E*TRADE from Morgan Stanley


The strongest December since 2010 helped the US stock market wrap up 2023 with the majority of the major indexes at or near all-time highs—no small feat, given some of the benchmarks were in the red for the year as recently as late October and early November.

But after its second-biggest November-December rally of the past six decades, the S&P 500 ended 2023 with a much-better-than-average 24.2% return, while the tech-heavy Nasdaq Composite and the Dow Jones Industrial Average both pushed to all-time highs last month.

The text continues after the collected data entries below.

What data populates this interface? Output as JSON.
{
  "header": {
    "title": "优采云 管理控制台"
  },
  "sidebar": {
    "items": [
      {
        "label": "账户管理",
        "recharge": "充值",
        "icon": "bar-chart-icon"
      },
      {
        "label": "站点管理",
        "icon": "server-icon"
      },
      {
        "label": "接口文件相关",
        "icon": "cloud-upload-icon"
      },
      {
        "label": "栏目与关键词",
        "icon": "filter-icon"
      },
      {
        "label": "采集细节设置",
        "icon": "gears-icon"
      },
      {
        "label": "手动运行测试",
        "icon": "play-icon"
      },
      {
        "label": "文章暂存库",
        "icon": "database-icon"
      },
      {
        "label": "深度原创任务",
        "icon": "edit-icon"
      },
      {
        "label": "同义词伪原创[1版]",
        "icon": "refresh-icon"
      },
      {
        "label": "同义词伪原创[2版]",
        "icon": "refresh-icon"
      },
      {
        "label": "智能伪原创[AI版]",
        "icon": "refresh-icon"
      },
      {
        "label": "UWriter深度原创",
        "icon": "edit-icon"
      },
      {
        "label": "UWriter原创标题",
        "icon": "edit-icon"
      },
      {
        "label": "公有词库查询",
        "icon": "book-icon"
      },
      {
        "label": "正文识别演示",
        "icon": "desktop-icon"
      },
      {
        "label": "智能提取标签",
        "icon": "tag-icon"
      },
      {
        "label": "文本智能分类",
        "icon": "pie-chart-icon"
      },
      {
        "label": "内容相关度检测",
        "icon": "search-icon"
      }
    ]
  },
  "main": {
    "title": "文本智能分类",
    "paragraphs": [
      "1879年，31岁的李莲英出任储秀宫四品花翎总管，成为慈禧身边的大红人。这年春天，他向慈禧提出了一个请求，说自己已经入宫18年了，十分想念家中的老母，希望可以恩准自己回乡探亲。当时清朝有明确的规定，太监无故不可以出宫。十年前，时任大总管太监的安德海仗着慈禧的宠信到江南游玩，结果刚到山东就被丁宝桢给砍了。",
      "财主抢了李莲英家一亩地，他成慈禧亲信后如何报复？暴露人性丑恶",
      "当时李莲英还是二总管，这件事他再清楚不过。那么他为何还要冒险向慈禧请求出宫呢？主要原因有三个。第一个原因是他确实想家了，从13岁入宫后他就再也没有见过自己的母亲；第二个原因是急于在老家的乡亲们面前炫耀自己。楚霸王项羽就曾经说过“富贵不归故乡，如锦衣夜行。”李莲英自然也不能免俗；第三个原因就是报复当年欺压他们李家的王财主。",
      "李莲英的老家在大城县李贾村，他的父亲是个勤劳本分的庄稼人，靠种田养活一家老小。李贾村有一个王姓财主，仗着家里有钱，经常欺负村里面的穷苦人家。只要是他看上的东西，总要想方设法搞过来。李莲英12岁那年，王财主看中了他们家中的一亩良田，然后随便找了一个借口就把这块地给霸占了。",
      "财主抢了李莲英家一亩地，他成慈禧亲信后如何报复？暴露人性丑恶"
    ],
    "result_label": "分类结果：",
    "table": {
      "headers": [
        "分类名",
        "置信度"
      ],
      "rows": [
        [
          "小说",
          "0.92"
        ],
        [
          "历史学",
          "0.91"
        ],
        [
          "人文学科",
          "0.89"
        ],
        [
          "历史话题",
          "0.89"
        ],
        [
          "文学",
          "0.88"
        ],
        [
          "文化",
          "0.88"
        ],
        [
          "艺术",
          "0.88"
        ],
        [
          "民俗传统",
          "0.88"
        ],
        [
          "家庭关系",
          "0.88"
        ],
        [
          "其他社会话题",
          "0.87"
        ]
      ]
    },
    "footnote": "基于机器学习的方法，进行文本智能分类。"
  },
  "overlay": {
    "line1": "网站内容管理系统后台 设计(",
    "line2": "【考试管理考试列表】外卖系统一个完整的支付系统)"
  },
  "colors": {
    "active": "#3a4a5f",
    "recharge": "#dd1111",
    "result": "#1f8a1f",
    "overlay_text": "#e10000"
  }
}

December also saw interest rates extend their retreat. The benchmark 10-year T-note yield fell a total of 102 basis points in November and December—more than it has in any two-month period since 2008—to end the year unchanged.

Some previously unloved areas of the market continued to rebound in December. The small-cap Russell 2000 enjoyed its best month since November 2022, while real estate was the strongest S&P 500 sector (+8.7%).

December 2023 Market Recap: Monthly and year-to-date returns

Source (data): Power E*TRADE. (For illustrative purposes. Not a recommendation. It is not possible to invest directly in an index.) Note: Crude oil, gold, and U.S. Dollar Index data reflect spot-market prices. BPS (basis point) = 0.01%.

The question is whether stocks will be able to sustain their momentum in 2024. Last month the market responded favorably to more evidence that inflation, while not fully tamed, is no longer running wild—a development stock investors embraced as a sign that aggressive, market-friendly Fed rate cuts would happen sooner rather than later.

The Fed may indeed be on track to cut rates this year, but Morgan Stanley & Co. analysts think the trimming probably won’t start until June. They expect the Fed to deliver four rate cuts in the second half of 2024, with the potential for another 200 basis points in 2025.1

They also note the potential “downside” of falling inflation is a slowing economy, which could impact the jobs market and consumer spending. That could mean earnings headwinds persist into early 2024, requiring patience and selectivity on the part of stock investors.2  The analysts also argue that global equities, which underperformed the S&P 500 in December and for the year, may be susceptible to a downturn in early 2024.

January has been an up month for the S&P 500 in 10 of the past 20 years, and only four of the past 10.

Geopolitical catalysts—especially elections—may play a bigger role this year than they did last year. In addition to the US, there are as many as 40 elections in key countries this year.3  While Morgan Stanley & Co. economists expect the US to avoid a recession, geopolitical events (including unpredictable elections), could shift investor perceptions about economic growth and the markets.

Insight of the month. As we turn the page to a New Year, artificial intelligence (AI) looks to be as big a story as it was in 2023. Morgan Stanley Wealth Management recently shared their thoughts on the four types of “AI leaders” and how investors can navigate the emerging AI landscape.4

Finally, January may have a reputation as a bullish month for US stocks, but that tendency has been in short supply in recent years. Since 2004, January has been an up month for the S&P 500 half the time, and it was a down month in six of the past 10 years.5


1 Economic Roundtable: What’s in Store for ’24? 12/15/23.
2 2024 Investment Outlook: Threading the Needle. 11/20/23.
3 The Geopolitical Catalysts That Could Affect Markets in 2024. 12/20/23.
4 Megatrends: How to Invest in the AI Boom. 12/22/23.
5 All figures reflect S&P 500 (SPX) monthly closing prices, 1/2/57–12/31/23. Supporting document available upon request.


Because of their narrow focus, sector investments tend to be more volatile than investments that diversify across many sectors and companies. Technology stocks may be especially volatile. Risks applicable to companies in the energy and natural resources sectors include commodity pricing risk, supply and demand risk, depletion risk and exploration risk. Health care sector stocks are subject to government regulation, as well as government approval of products and services, which can significantly impact price and availability, and which can also be significantly affected by rapid obsolescence and patent expirations.

Yields are subject to change with economic conditions. Yield is only one factor that should be considered when making an investment decision.